Port of Cleveland unveiled plans to start a regularly scheduled express freight shipping service between Cleveland and Europe, starting in April 2014. The Cleveland-Europe Express Ocean Freight Service will be the only scheduled international container service on the Great Lakes. “Currently, local manufacturers use east coast ports to ship goods to Europe, incurring additional rail and truck costs along the way,” said Will Friedman, President and CEO of Port of Cleveland. “The Cleveland Europe-Express will allow local companies to ship out of their own backyards, simplifying logistics and reducing shipping costs.”

The service will be the fastest and greenest route between Europe and North America’s heartland, allowing regional companies to ship their goods up to four days faster than using water, rail and truck routes via U.S. east coast ports. The Cleveland-Europe Express is estimated to carry anywhere from 250,000 to 400,000 tonnes of cargo per year. This volume equates to approximately 10-15 per cent of Ohio’s trade with Europe.

“This service will be a game changer for manufacturers in the region, keeping shipping dollars local, while opening our shores to the global market in a new way,” Friedman said. Marc Krantz, Port of Cleveland’s Chairman, said the organization pursued the express service to meets the Port’s strategic initiatives by growing the Port’s maritime business, increasing the Port’s financial stability, and increasing regional trade opportunities on behalf of Northeast Ohio companies. “Port of Cleveland spurs job creation and helps our region compete globally by connecting local businesses to world markets through the most cost-effective, method of freight transportation in the region,” Krantz said. “We expect there to be a lot of indirect benefit to companies who service the Port as a result of increased cargo coming through Cleveland Harbor.”

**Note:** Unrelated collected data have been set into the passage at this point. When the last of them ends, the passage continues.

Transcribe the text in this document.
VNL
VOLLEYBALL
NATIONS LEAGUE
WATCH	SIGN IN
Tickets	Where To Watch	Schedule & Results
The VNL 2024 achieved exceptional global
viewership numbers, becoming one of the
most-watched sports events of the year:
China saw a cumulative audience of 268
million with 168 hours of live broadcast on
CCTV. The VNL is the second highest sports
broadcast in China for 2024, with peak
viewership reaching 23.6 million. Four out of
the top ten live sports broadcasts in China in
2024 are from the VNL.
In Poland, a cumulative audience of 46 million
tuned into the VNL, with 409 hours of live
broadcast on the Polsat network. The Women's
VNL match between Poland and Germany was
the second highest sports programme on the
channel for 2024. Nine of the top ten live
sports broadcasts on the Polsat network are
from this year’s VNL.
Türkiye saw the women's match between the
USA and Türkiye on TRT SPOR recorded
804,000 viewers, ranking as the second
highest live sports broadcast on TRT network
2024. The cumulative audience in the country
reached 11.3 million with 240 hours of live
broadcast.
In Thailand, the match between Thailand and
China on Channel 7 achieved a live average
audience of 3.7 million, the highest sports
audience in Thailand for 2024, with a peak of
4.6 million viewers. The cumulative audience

The Port is in final negotiations with Dutch company Spliethoff Group to run the service via the Saint Lawrence Seaway. The Port will not have to invest any capital to start the service and has designed the service to be revenue generating, which it will reinvest in maintaining job producing infrastructure, cleaning up ship channel infrastructure, and opening up the waterfronts to public access. Bart Peters, Manager of Spliethoff Group’s America Service, explained that the Spliethoff Group plays a leading role worldwide in the transport market for various cargoes, such as heavylift, general cargo, forest products, project based machinery and yachts. The company owns and operates a fleet of about 100 multipurpose, heavy-lift, and ro-ro vessels ranging in size from 9,500 to 21,000 tonnes, all of which fly under the Dutch flag. “Spliethoff Group regularly looks for new business opportunities in which to utilize our vessel capacity, and we are excited about the prospect of partnering with Port of Cleveland on this venture,” Peters said. “We believe that providing scheduled, reliable capacity to the America’s industrial heartland via the Great Lakes/St. Lawrence Seaway routing will enable shippers to connect more efficiently to the European continent.”

Cleveland Mayor Frank Jackson said the port is indispensable to the economic success of Cleveland and the other communities in Cuyahoga County, with maritime activities through Cleveland Harbor supporting 18,000 jobs and $1.8 billion in economic activity annually. “With the addition of the Cleveland-Europe Express Service, the port of Cleveland will become more than just a crucial an economic engine for our city,” Jackson said. “It will become the Midwest’s gateway to trade with Europe. And it will be right here in Cleveland.”

Mark Chesnes, President, InterChez Corp., explained that the cost of moving oversized, break bulk cargo to East Coast ports by truck or rail to ship is incredibly expensive. But, having service out of the port of Cleveland will greatly reduce those costs. “The companies that make manufacturing equipment in the region can suddenly become more competitive because they won’t have to incur the large costs to get their equipment to port,” Chesnes said.